Correct me where I’m wrong in this analogy. Let’s say a penis is like an arm, and the glans (head of the penis) is like a fist. The cuff of the sleeve is permanently attached to the wrist. When flaccid, it’s like the fist is withdrawn into the sleeve, which doubles over itself (foreskin) and covers up most of the fist. Correct so far?
So, if this foreskin is cut, what keeps the “sleeve” connected to the “cuff” or the “wrist”? Sutures?
I’ve always wondered this myself. I don’t think they give stitches when babies are circumsized, or at least I’ve never seen stitches on a baby boy before.
And in a related question, how is that a circumcised penis and an uncircumcised penis look virtually the same when erect? Shouldn’t either the uncircumcised penis have a baggy amount of extra skin along the shaft, or shouldn’t the skin of the circumcised penis be unbearably tight?
Because a penis is muscle covered with skin. If you cut the skin all the way around, then wouldn’t it need to somehow be reconnected so that the underlying structure isn’t exposed? This is what I don’t understand.
I was circumcised not so long ago to cure a case of phimosis.
I don’t fully understand the confusion though. Why would there need to be anything to ‘hold the skin together’? The foreskin is just excess skin that protects the head.
An uncircumsized penis, when erect, can have looser skin than an uncircumsized one, if the foreskin is pulled back onto the shaft. But it can also remain covering the head when erect.
The diagram is incorrect. It shows a red cut line that would leave two otherwise unattached layers of skin. The foreskin is fused into a single piece of tissue even though it has two sides. When you cut through it, you can’t peel it apart like two pieces of paper. It’s removed just beyond the point where this “cuff” attaches to the base of the glans.
Then how can it be pulled back without tearing it internally? If it’s fused together where the blue arrows are, it’s at that location permanently, and can’t retract.
I thought only the foreskin was pulled back, rather like rolling up one’s sleeve. (Full disclosure: I’m female and have never… “dealt” with a foreskin.)
Going by Chief Pedant’s explanation, it’s more like having an extra-long, thick cuticle at the base of your fingernails, and trimming that off. When you do that, you don’t expose underlaying tissues, just deeper levels of the epidermis.
Here’s a painful analogy: a foreskin is a lot like lips. Skin on the outside mucous membrane on the inside. The head is like your gums. The foreskin connects to the frenulum like the inside of your lip connects to the base of your gum. When you pull on the skin of your chin, you expose your teeth. (I just tried and it works best if you pull hard on your cheek skin, around the jawbone. My bottom lip curled back, much like the foreskin does during an erection.)

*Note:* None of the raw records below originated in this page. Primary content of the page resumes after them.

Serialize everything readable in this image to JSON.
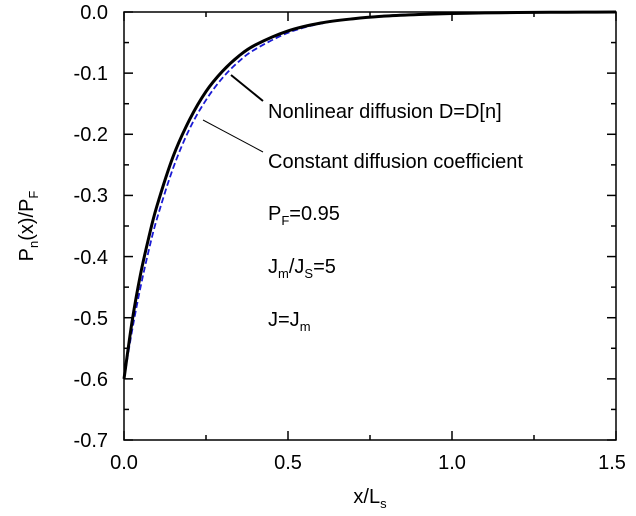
{
  "chart_data": {
    "type": "line",
    "title": "",
    "xlabel": {
      "main": "x/L",
      "sub": "s"
    },
    "ylabel": {
      "p1": "P",
      "s1": "n",
      "p2": "(x)/P",
      "s2": "F"
    },
    "xlim": [
      0.0,
      1.5
    ],
    "ylim": [
      -0.7,
      0.0
    ],
    "x_ticks": [
      "0.0",
      "0.5",
      "1.0",
      "1.5"
    ],
    "y_ticks": [
      "0.0",
      "-0.1",
      "-0.2",
      "-0.3",
      "-0.4",
      "-0.5",
      "-0.6",
      "-0.7"
    ],
    "grid": false,
    "series": [
      {
        "name": "Nonlinear diffusion D=D[n]",
        "color": "#000000",
        "style": "solid",
        "x": [
          0.0,
          0.025,
          0.05,
          0.075,
          0.1,
          0.15,
          0.2,
          0.25,
          0.3,
          0.35,
          0.4,
          0.5,
          0.6,
          0.7,
          0.8,
          0.9,
          1.0,
          1.1,
          1.2,
          1.3,
          1.4,
          1.5
        ],
        "y": [
          -0.6,
          -0.505,
          -0.43,
          -0.37,
          -0.318,
          -0.236,
          -0.176,
          -0.13,
          -0.097,
          -0.072,
          -0.054,
          -0.031,
          -0.018,
          -0.011,
          -0.0065,
          -0.004,
          -0.0025,
          -0.0015,
          -0.0009,
          -0.0005,
          -0.0002,
          -0.0001
        ]
      },
      {
        "name": "Constant diffusion coefficient",
        "color": "#1a1ad4",
        "style": "dashed",
        "x": [
          0.0,
          0.025,
          0.05,
          0.075,
          0.1,
          0.15,
          0.2,
          0.25,
          0.3,
          0.35,
          0.4,
          0.5,
          0.6,
          0.7,
          0.8,
          0.9,
          1.0,
          1.1,
          1.2,
          1.3,
          1.4,
          1.5
        ],
        "y": [
          -0.6,
          -0.52,
          -0.451,
          -0.391,
          -0.339,
          -0.255,
          -0.191,
          -0.144,
          -0.108,
          -0.081,
          -0.061,
          -0.034,
          -0.019,
          -0.011,
          -0.006,
          -0.0035,
          -0.002,
          -0.0011,
          -0.0006,
          -0.0003,
          -0.0002,
          -0.0001
        ]
      }
    ],
    "annotations": {
      "nonlinear": "Nonlinear diffusion D=D[n]",
      "constant": "Constant diffusion coefficient",
      "pf": {
        "p": "P",
        "s": "F",
        "t": "=0.95"
      },
      "ratio": {
        "p1": "J",
        "s1": "m",
        "p2": "/J",
        "s2": "S",
        "t": "=5"
      },
      "current": {
        "p": "J=J",
        "s": "m"
      }
    }
  }
}
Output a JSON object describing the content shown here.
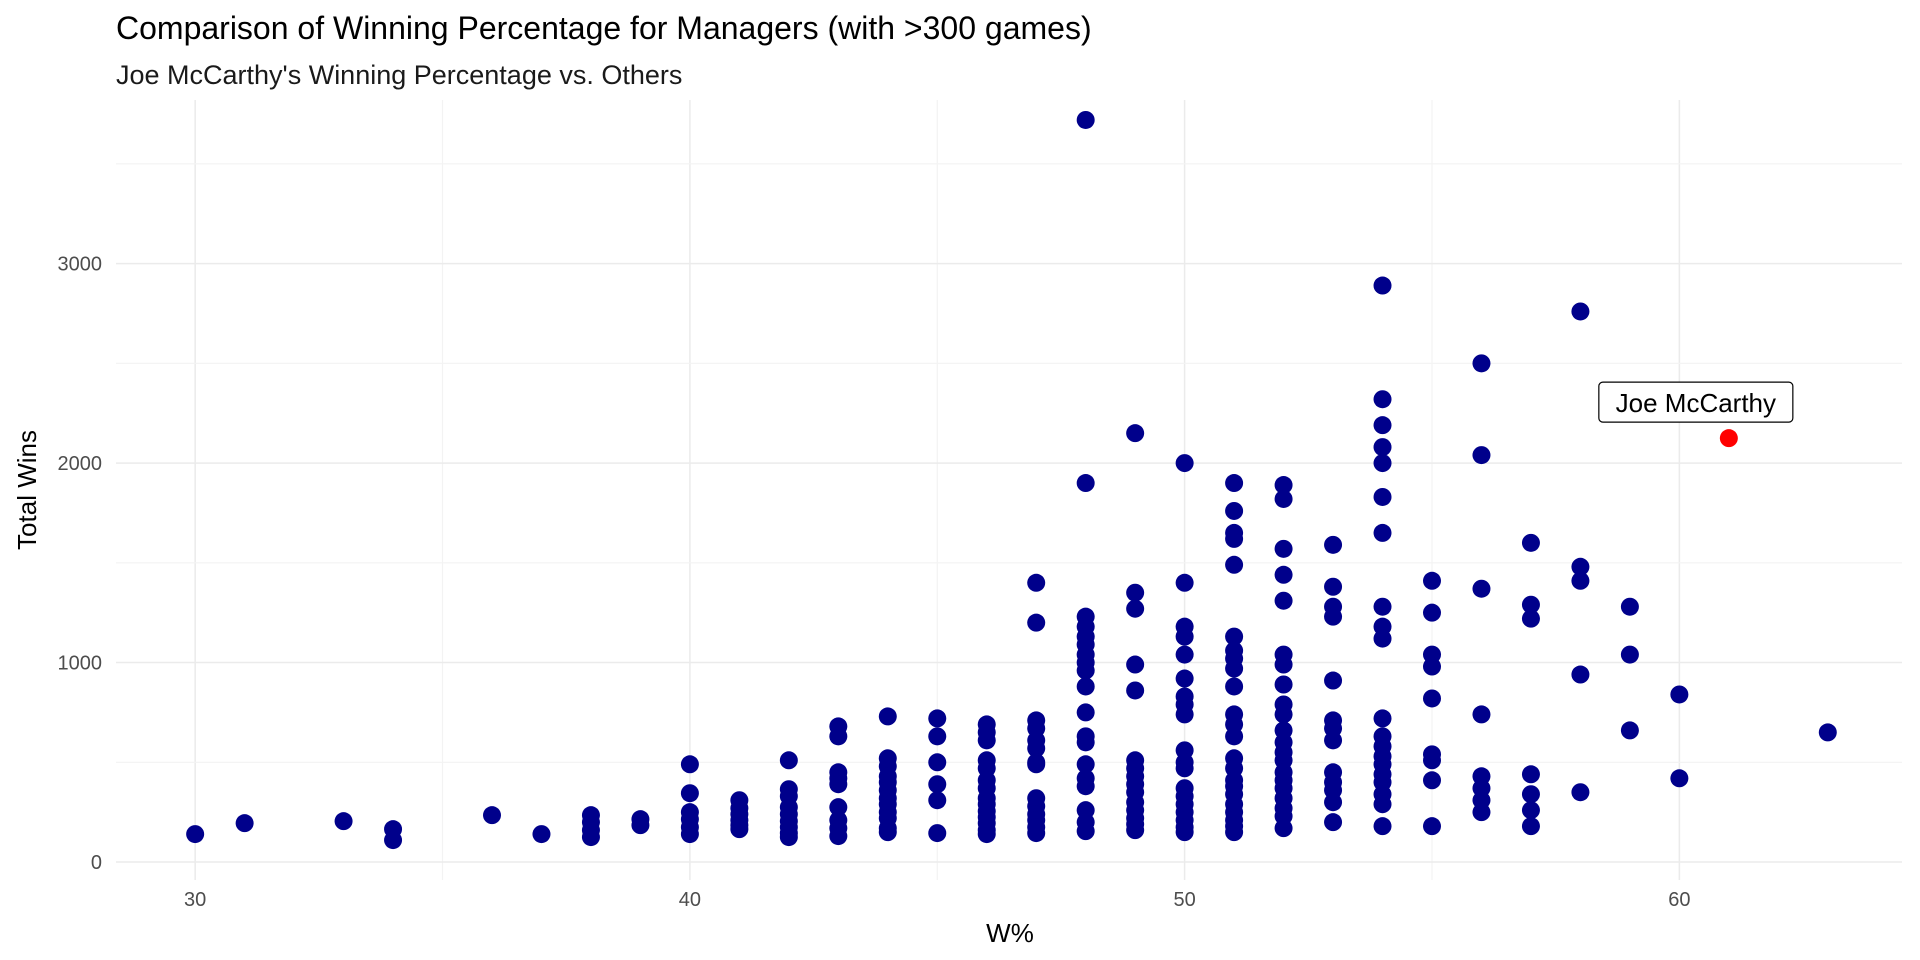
{
  "chart_data": {
    "type": "scatter",
    "title": "Comparison of Winning Percentage for Managers (with >300 games)",
    "subtitle": "Joe McCarthy's Winning Percentage vs. Others",
    "xlabel": "W%",
    "ylabel": "Total Wins",
    "xlim": [
      28.4,
      64.5
    ],
    "ylim": [
      -90,
      3820
    ],
    "x_ticks": [
      30,
      40,
      50,
      60
    ],
    "y_ticks": [
      0,
      1000,
      2000,
      3000
    ],
    "grid": true,
    "point_color": "#00008B",
    "highlight_color": "#FF0000",
    "series": [
      {
        "points": [
          [
            30,
            140
          ],
          [
            31,
            195
          ],
          [
            33,
            205
          ],
          [
            34,
            165
          ],
          [
            34,
            110
          ],
          [
            36,
            235
          ],
          [
            37,
            140
          ],
          [
            38,
            235
          ],
          [
            38,
            200
          ],
          [
            38,
            160
          ],
          [
            38,
            125
          ],
          [
            39,
            215
          ],
          [
            39,
            185
          ],
          [
            40,
            490
          ],
          [
            40,
            345
          ],
          [
            40,
            250
          ],
          [
            40,
            215
          ],
          [
            40,
            175
          ],
          [
            40,
            140
          ],
          [
            41,
            310
          ],
          [
            41,
            270
          ],
          [
            41,
            240
          ],
          [
            41,
            210
          ],
          [
            41,
            185
          ],
          [
            41,
            165
          ],
          [
            42,
            510
          ],
          [
            42,
            365
          ],
          [
            42,
            330
          ],
          [
            42,
            275
          ],
          [
            42,
            240
          ],
          [
            42,
            205
          ],
          [
            42,
            175
          ],
          [
            42,
            145
          ],
          [
            42,
            125
          ],
          [
            43,
            680
          ],
          [
            43,
            630
          ],
          [
            43,
            450
          ],
          [
            43,
            420
          ],
          [
            43,
            390
          ],
          [
            43,
            275
          ],
          [
            43,
            210
          ],
          [
            43,
            170
          ],
          [
            43,
            130
          ],
          [
            44,
            730
          ],
          [
            44,
            520
          ],
          [
            44,
            480
          ],
          [
            44,
            430
          ],
          [
            44,
            400
          ],
          [
            44,
            360
          ],
          [
            44,
            320
          ],
          [
            44,
            290
          ],
          [
            44,
            250
          ],
          [
            44,
            220
          ],
          [
            44,
            170
          ],
          [
            44,
            150
          ],
          [
            45,
            720
          ],
          [
            45,
            630
          ],
          [
            45,
            500
          ],
          [
            45,
            390
          ],
          [
            45,
            310
          ],
          [
            45,
            145
          ],
          [
            46,
            690
          ],
          [
            46,
            650
          ],
          [
            46,
            610
          ],
          [
            46,
            510
          ],
          [
            46,
            470
          ],
          [
            46,
            410
          ],
          [
            46,
            370
          ],
          [
            46,
            320
          ],
          [
            46,
            290
          ],
          [
            46,
            255
          ],
          [
            46,
            225
          ],
          [
            46,
            195
          ],
          [
            46,
            160
          ],
          [
            46,
            140
          ],
          [
            47,
            1400
          ],
          [
            47,
            1200
          ],
          [
            47,
            710
          ],
          [
            47,
            670
          ],
          [
            47,
            610
          ],
          [
            47,
            570
          ],
          [
            47,
            500
          ],
          [
            47,
            490
          ],
          [
            47,
            320
          ],
          [
            47,
            280
          ],
          [
            47,
            240
          ],
          [
            47,
            210
          ],
          [
            47,
            175
          ],
          [
            47,
            145
          ],
          [
            48,
            3720
          ],
          [
            48,
            1900
          ],
          [
            48,
            1230
          ],
          [
            48,
            1180
          ],
          [
            48,
            1130
          ],
          [
            48,
            1090
          ],
          [
            48,
            1040
          ],
          [
            48,
            1000
          ],
          [
            48,
            960
          ],
          [
            48,
            880
          ],
          [
            48,
            750
          ],
          [
            48,
            630
          ],
          [
            48,
            600
          ],
          [
            48,
            490
          ],
          [
            48,
            420
          ],
          [
            48,
            380
          ],
          [
            48,
            260
          ],
          [
            48,
            200
          ],
          [
            48,
            155
          ],
          [
            49,
            2150
          ],
          [
            49,
            1350
          ],
          [
            49,
            1270
          ],
          [
            49,
            990
          ],
          [
            49,
            860
          ],
          [
            49,
            510
          ],
          [
            49,
            470
          ],
          [
            49,
            430
          ],
          [
            49,
            390
          ],
          [
            49,
            350
          ],
          [
            49,
            300
          ],
          [
            49,
            260
          ],
          [
            49,
            220
          ],
          [
            49,
            190
          ],
          [
            49,
            160
          ],
          [
            50,
            2000
          ],
          [
            50,
            1400
          ],
          [
            50,
            1180
          ],
          [
            50,
            1130
          ],
          [
            50,
            1040
          ],
          [
            50,
            920
          ],
          [
            50,
            830
          ],
          [
            50,
            790
          ],
          [
            50,
            740
          ],
          [
            50,
            560
          ],
          [
            50,
            500
          ],
          [
            50,
            470
          ],
          [
            50,
            370
          ],
          [
            50,
            330
          ],
          [
            50,
            290
          ],
          [
            50,
            250
          ],
          [
            50,
            210
          ],
          [
            50,
            175
          ],
          [
            50,
            150
          ],
          [
            51,
            1900
          ],
          [
            51,
            1760
          ],
          [
            51,
            1650
          ],
          [
            51,
            1620
          ],
          [
            51,
            1490
          ],
          [
            51,
            1130
          ],
          [
            51,
            1060
          ],
          [
            51,
            1020
          ],
          [
            51,
            970
          ],
          [
            51,
            880
          ],
          [
            51,
            740
          ],
          [
            51,
            690
          ],
          [
            51,
            630
          ],
          [
            51,
            520
          ],
          [
            51,
            470
          ],
          [
            51,
            410
          ],
          [
            51,
            380
          ],
          [
            51,
            340
          ],
          [
            51,
            290
          ],
          [
            51,
            250
          ],
          [
            51,
            210
          ],
          [
            51,
            180
          ],
          [
            51,
            150
          ],
          [
            52,
            1890
          ],
          [
            52,
            1820
          ],
          [
            52,
            1570
          ],
          [
            52,
            1440
          ],
          [
            52,
            1310
          ],
          [
            52,
            1040
          ],
          [
            52,
            990
          ],
          [
            52,
            890
          ],
          [
            52,
            790
          ],
          [
            52,
            740
          ],
          [
            52,
            660
          ],
          [
            52,
            600
          ],
          [
            52,
            550
          ],
          [
            52,
            510
          ],
          [
            52,
            450
          ],
          [
            52,
            410
          ],
          [
            52,
            370
          ],
          [
            52,
            320
          ],
          [
            52,
            270
          ],
          [
            52,
            230
          ],
          [
            52,
            170
          ],
          [
            53,
            1590
          ],
          [
            53,
            1380
          ],
          [
            53,
            1280
          ],
          [
            53,
            1230
          ],
          [
            53,
            910
          ],
          [
            53,
            710
          ],
          [
            53,
            670
          ],
          [
            53,
            610
          ],
          [
            53,
            450
          ],
          [
            53,
            400
          ],
          [
            53,
            360
          ],
          [
            53,
            300
          ],
          [
            53,
            200
          ],
          [
            54,
            2890
          ],
          [
            54,
            2320
          ],
          [
            54,
            2190
          ],
          [
            54,
            2080
          ],
          [
            54,
            2000
          ],
          [
            54,
            1830
          ],
          [
            54,
            1650
          ],
          [
            54,
            1280
          ],
          [
            54,
            1180
          ],
          [
            54,
            1120
          ],
          [
            54,
            720
          ],
          [
            54,
            630
          ],
          [
            54,
            580
          ],
          [
            54,
            530
          ],
          [
            54,
            490
          ],
          [
            54,
            440
          ],
          [
            54,
            400
          ],
          [
            54,
            340
          ],
          [
            54,
            290
          ],
          [
            54,
            180
          ],
          [
            55,
            1410
          ],
          [
            55,
            1250
          ],
          [
            55,
            1040
          ],
          [
            55,
            980
          ],
          [
            55,
            820
          ],
          [
            55,
            540
          ],
          [
            55,
            510
          ],
          [
            55,
            410
          ],
          [
            55,
            180
          ],
          [
            56,
            2500
          ],
          [
            56,
            2040
          ],
          [
            56,
            1370
          ],
          [
            56,
            740
          ],
          [
            56,
            430
          ],
          [
            56,
            370
          ],
          [
            56,
            310
          ],
          [
            56,
            250
          ],
          [
            57,
            1600
          ],
          [
            57,
            1290
          ],
          [
            57,
            1220
          ],
          [
            57,
            440
          ],
          [
            57,
            340
          ],
          [
            57,
            260
          ],
          [
            57,
            180
          ],
          [
            58,
            2760
          ],
          [
            58,
            1480
          ],
          [
            58,
            1410
          ],
          [
            58,
            940
          ],
          [
            58,
            350
          ],
          [
            59,
            1280
          ],
          [
            59,
            1040
          ],
          [
            59,
            660
          ],
          [
            60,
            840
          ],
          [
            60,
            420
          ],
          [
            63,
            650
          ]
        ]
      },
      {
        "points": [
          [
            61,
            2125
          ]
        ],
        "label": "Joe McCarthy"
      }
    ]
  }
}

And the pain: a circumcision is like cutting off your lips (and cheeks too!) where they connect to your gums, exposing your teeth and gums. All you’re left with is a circular scar. An adult requires stitches but baby skin heals fast enough on its own.
If the foreskin is removed beyond the point where this “cuff” attaches to the base of the glans, then how does the foreskin on an uncircumcised penis virtually disappear into one long continuous skin covering when erect?
What’s inaccurate about Chief’s description? It describes accurately many of the hundreds I’ve examined on adult males in my career.
Or do you agree with him that the drawing is not accurate?
BTW, I’ve also done a few hundred infant circs, and probably a dozen adult ones in my career. My best analogy is converting a turtleneck sweater (with a really small opening for the head) into a standard sweater with a small oval collar. In infants, it’ll heal just fine without suturing, but in adults sutures are needed to minimize scarring.